Nothing can ever come between us

Today’s song from Sing Praise is ‘Nothing can ever come between us and the love of God’, another chant from the Taizé community.

The title is the first line of the chorus, the second line being ‘… revealed to us in Jesus Christ’.  I’ve discovered this week that there is now a tradition of a ‘gender reveal party’ where a baby’s gender is disclosed, not only to friends but to the parents themselves who have not previously been given the information (you may well call me slow on the uptake here, as apparently the idea started in America ten years ago, but I don’t have children myself!)  The point is that to reveal something is not only to share factual knowledge, but to make an event of it, to add drama to that passing on of information.  So when the Bible says that God reveals himself to us (and a concordance tells me the word is used 81 times in the Bible) it is more than simply telling us that he exists, it is intended to make a sudden and dramatic change in our understanding, one that will change our lives radically in the same way that people’s lives are changed by having a baby.

The verses, or rather chants to be sung by a solo cantor, are verses from Psalm 56 and Romans chapter 8. They are all about trust in God, and God as the Father who have us his son who died, rose again and prays for us. As a result, to quote the last one, “neither death, nor life, nor things present or to come, nothing can ever keep us from God’s love”.  That love once revealed never leaves us, like the love of a mother for her child.

One thought on “Nothing can ever come between us”

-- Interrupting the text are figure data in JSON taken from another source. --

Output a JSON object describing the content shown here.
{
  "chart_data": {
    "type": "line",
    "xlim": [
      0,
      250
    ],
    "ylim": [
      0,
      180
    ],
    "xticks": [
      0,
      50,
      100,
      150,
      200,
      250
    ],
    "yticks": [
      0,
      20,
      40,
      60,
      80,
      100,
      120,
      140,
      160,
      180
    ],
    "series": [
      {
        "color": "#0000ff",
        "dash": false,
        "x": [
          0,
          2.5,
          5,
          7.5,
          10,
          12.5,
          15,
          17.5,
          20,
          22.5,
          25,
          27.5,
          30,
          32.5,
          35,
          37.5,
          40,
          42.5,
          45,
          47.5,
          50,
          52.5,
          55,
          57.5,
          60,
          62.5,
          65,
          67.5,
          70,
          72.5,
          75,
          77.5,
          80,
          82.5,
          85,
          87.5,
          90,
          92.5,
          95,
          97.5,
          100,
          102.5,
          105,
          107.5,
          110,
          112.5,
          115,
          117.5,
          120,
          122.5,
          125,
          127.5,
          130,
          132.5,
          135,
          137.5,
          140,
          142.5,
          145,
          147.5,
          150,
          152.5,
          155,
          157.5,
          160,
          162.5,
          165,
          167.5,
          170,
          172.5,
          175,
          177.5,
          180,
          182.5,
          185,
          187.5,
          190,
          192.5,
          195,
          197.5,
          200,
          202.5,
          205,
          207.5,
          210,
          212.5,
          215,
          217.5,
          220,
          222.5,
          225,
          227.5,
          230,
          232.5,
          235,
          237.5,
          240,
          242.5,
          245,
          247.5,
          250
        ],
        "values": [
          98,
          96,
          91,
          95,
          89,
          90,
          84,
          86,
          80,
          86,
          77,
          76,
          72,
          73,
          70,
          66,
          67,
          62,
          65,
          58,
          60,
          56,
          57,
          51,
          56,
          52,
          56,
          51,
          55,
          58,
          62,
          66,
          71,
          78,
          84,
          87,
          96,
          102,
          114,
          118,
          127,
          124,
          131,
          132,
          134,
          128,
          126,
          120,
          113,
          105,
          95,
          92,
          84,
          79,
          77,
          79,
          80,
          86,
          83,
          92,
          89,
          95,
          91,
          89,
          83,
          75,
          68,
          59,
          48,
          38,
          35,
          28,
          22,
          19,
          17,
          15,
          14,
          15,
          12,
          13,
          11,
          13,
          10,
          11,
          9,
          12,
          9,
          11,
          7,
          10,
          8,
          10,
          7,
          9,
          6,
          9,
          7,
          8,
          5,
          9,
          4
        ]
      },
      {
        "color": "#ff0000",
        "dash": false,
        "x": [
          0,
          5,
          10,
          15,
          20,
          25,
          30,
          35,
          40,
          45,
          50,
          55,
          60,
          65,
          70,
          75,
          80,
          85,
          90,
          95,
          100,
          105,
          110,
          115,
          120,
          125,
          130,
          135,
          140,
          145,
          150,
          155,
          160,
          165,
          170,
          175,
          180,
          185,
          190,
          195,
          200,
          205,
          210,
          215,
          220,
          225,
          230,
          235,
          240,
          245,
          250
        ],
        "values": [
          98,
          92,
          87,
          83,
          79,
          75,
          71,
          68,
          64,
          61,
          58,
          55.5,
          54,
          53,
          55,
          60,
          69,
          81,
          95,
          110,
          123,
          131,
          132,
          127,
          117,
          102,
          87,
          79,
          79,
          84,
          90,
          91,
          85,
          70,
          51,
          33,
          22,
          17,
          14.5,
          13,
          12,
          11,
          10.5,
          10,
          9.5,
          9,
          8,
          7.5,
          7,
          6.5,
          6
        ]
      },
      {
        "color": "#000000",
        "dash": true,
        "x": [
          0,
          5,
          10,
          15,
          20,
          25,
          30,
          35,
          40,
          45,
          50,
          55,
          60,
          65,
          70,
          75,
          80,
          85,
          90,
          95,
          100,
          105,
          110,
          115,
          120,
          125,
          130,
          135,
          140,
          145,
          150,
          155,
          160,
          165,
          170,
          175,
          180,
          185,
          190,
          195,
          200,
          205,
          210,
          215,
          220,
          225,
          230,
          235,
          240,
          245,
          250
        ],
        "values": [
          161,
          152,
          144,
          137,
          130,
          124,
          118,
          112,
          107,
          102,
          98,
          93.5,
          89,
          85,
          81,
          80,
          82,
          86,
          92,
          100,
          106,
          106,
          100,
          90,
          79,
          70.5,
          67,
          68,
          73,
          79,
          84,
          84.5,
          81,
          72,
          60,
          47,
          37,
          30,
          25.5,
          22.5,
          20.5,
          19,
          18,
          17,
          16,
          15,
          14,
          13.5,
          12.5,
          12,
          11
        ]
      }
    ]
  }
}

  1. I didn’t warm to this chant from Taize, and I felt it wasn’t up to the standard which Jacques Berthier set when he used to write the music. I thought the tune of the main refrain was really rather shapeless and unintuitive with stresses on odd words (for example, surely the key word in the second half is “Christ”, which appears on an upbeat instead of a downbeat); the bass weak (for example, what’s the progression C to A doing on the words “love of God”?, and why isn’t the bass a C instead of a B); and the whole inconclusive (why isn’t there a tonic chord at the end of the whole piece?).

    Instead of the chant continuing whilst the cantor sings over it there is a break for accompanying chords, but these don’t really go anywhere either, and the cantor’s part is sufficiently bland for one not to be able to remember how one verse differs from another. The triplet in verse 6 is clear case of the writer being unthinkingly wedded to a bible translation to the defiance of considerations of shape or artistry.

    Above all, I felt there was no rationale for the combination of Psalm 56 and Romans 8: the Romans text is adequate by itself and the three verses from the Psalm add nothing. I though the singers would do better to sing a rousing song like Robin Mark’s “Nothing shall separate us from the love of God” which has a clear and tuneful chorus and verse, or one of the other 26 hymns listed on this text in the Methodist “Singing the Faith” index.